Well, I went. My 3rd Yes show. I just sort of...you know...had to go. My college sweetheart, who I could never get into the ass kicking '70s stuff (even Drama from '80) LOVED the 90125 music. She was a pop lover all the way so that was a big step for her. This band captured a new audience for sure. She was living proof! She wanted to go with me but I would not go. This band was a farce I thought. (See my review of the 1979 Hollywood Sportatorium show) Seeing her go with some one else pissed me off - I sat there for an hour - got brave and called into work sick....and went to the show.
Because of my indecision I got there just a tad late. The band was on as I walked outside the arena to the front entrance. Squire hit this thundering note and I heard the building - no kidding - hit its resonance point or something because it VIBRATED loudly for a second or two.

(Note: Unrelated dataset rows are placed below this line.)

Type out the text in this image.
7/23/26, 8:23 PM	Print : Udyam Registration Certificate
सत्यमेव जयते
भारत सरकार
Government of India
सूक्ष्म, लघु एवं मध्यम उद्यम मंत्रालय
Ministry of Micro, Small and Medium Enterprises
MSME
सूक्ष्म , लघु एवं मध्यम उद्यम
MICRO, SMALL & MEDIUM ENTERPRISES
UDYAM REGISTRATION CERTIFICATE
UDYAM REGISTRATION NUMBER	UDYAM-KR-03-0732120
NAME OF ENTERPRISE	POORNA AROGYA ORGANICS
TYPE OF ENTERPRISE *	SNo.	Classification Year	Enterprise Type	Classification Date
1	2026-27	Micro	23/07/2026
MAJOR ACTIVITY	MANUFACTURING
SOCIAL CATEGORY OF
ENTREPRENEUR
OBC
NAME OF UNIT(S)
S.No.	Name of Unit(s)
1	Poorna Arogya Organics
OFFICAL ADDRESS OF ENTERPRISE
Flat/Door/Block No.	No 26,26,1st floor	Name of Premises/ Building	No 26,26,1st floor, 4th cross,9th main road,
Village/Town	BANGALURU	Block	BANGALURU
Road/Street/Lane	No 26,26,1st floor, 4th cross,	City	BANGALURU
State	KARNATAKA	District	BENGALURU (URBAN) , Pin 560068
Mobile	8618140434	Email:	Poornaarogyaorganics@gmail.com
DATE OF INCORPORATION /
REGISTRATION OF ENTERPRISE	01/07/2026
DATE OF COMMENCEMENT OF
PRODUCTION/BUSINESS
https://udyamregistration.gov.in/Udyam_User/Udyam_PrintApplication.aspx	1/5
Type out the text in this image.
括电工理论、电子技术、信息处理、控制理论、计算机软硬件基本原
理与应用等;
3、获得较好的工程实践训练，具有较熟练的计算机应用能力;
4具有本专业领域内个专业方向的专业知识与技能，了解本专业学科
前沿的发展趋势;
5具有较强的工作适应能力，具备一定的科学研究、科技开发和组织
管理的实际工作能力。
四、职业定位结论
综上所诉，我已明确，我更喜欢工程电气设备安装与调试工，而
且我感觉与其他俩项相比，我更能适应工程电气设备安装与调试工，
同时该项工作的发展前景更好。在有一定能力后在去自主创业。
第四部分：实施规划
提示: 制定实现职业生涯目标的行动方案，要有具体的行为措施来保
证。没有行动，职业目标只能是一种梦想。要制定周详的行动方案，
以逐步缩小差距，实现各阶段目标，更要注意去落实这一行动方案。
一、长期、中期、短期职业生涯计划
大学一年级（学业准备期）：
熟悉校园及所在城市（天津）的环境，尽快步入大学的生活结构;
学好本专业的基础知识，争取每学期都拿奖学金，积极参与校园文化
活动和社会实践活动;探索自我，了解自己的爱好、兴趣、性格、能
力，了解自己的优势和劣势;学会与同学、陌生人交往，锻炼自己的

This made me hustle inside and the magic of Yes was in the air > but it was a teeny bopperish crowd. Rabin sounded out of tune and hacked Steve' s parts to bits in many places - as was his right. He wanted to be an individual. But to me more RESPECT should have been given to Steve' s parts by Trevor. I don' t know...after seeing In the Round shows...the lasers helped - Jon' s voice was Great...Chris still the best...Alan punding away...they DID have a modern sound. I left laughing at the Starship Trooper version though. It was an imposter of the versions the real (Wakeman/Howe) band can cook up. I yelled out a big "Imposters!" to get it off my chest and went home. So, I gave the show a C. (I heard expert reviewers on the way out saying "They were great. They sounded JUST LIKE the record." sarcastically..Hey!)
Now though?...I have learned to like it - alot. Can not wait until the 90125 live from Canada comes out in Aug. on DVD. Trevor got much better with age too. Loved the Generator, Union and Talk tours with him on stage.
Long winded, sorry - peace > out.
The 4/19, 1984 Lakeland, FL show was the second of two nights in Lakeland. Having been a YES fan for 5 years, this was my first YES show at the age of 16. The most memorable moment for me was the song Hearts. The live performance of this song and the lazer image of two hearts overlapping, spinning throughout the auditorium was truly a profound experience that is beyond words for me. Wonderful.
The most memorable part of the show: Trevor Rabin (sitting in front of the keyboards) and Tony Kaye interweaving their solos back and forth under an inverted cone of blue laser light. Yow.